Fontell Littrell's grandmother was a devout Latter-Day Saint. But when Fontell's father turned to bootlegging and poker to support an extended family of ten during the dirty thirties, her grandmother took it in stride. "The Lord works in mysterious ways, his miracles to perform," she rationalized.
The Litrells' story and those of thousands of others who rode out the dust bowl in southwest Kansas are the focus of Pamela Riney-Kehrberg's study of survival in a drought-ridden decade. Unlike other historians, who have dwelt on those who fled hardship, Riney-Kehrberg concentrates on the majority--three-quarters of the population--who endured.
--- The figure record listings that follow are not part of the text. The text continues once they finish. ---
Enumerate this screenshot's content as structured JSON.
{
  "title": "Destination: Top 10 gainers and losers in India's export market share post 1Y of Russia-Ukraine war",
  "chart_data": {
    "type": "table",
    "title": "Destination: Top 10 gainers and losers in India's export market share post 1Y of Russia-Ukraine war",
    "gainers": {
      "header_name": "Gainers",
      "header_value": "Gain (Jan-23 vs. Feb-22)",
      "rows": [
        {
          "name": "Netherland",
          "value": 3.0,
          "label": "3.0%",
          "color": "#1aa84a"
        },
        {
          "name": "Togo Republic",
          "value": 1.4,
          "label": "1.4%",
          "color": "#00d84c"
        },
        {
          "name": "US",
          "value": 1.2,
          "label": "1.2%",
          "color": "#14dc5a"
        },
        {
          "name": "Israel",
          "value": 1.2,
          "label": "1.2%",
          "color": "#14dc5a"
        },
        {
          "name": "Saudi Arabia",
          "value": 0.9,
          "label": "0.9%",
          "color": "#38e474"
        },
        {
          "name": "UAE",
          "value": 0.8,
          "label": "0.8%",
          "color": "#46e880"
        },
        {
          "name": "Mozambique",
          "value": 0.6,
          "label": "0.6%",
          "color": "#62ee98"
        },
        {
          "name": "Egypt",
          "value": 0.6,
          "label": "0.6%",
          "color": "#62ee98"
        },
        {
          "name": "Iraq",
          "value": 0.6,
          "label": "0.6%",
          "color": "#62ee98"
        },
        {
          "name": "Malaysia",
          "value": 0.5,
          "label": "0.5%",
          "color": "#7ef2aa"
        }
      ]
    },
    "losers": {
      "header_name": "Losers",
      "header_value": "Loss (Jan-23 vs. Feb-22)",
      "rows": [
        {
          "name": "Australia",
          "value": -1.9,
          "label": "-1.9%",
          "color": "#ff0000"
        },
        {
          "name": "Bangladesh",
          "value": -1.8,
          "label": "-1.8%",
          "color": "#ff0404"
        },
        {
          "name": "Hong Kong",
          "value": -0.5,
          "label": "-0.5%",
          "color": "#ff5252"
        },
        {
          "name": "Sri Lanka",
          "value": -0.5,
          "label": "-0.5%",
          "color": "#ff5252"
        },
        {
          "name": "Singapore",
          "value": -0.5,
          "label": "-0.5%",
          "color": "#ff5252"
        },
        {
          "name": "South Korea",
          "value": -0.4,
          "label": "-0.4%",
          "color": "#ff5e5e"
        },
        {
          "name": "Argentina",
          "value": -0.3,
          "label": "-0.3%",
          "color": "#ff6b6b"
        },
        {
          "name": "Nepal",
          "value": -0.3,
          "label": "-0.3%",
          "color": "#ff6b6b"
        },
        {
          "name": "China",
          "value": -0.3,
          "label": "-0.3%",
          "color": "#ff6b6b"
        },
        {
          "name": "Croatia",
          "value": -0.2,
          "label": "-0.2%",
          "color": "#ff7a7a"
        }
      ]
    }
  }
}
Examining the social impact of drought and depression, she illustrates how both farm and town families dealt with the deprivation by finding odd jobs, working in government programs, or depending on federal and private assistance. Years of tribulation, she shows, affected standards of living, family relationships, city and county finances, land ownership, farm prices and production, population shifts, and politics (traditionally staunchly Republican, southwest Kansas twice voted for Roosevelt). Looking also at the environmental impact, Riney-Kehrberg presents both the negative and positive sides of farming practices and governmental intervention.
Most Kansans persevered for nearly ten years, Riney-Kehrberg emphasizes, and how they adapted indelibly altered their outlook and plans for the future More than fifty years later, the devastating dust storms continue to affect agricultural practices and policy and the population of southwest Kansas.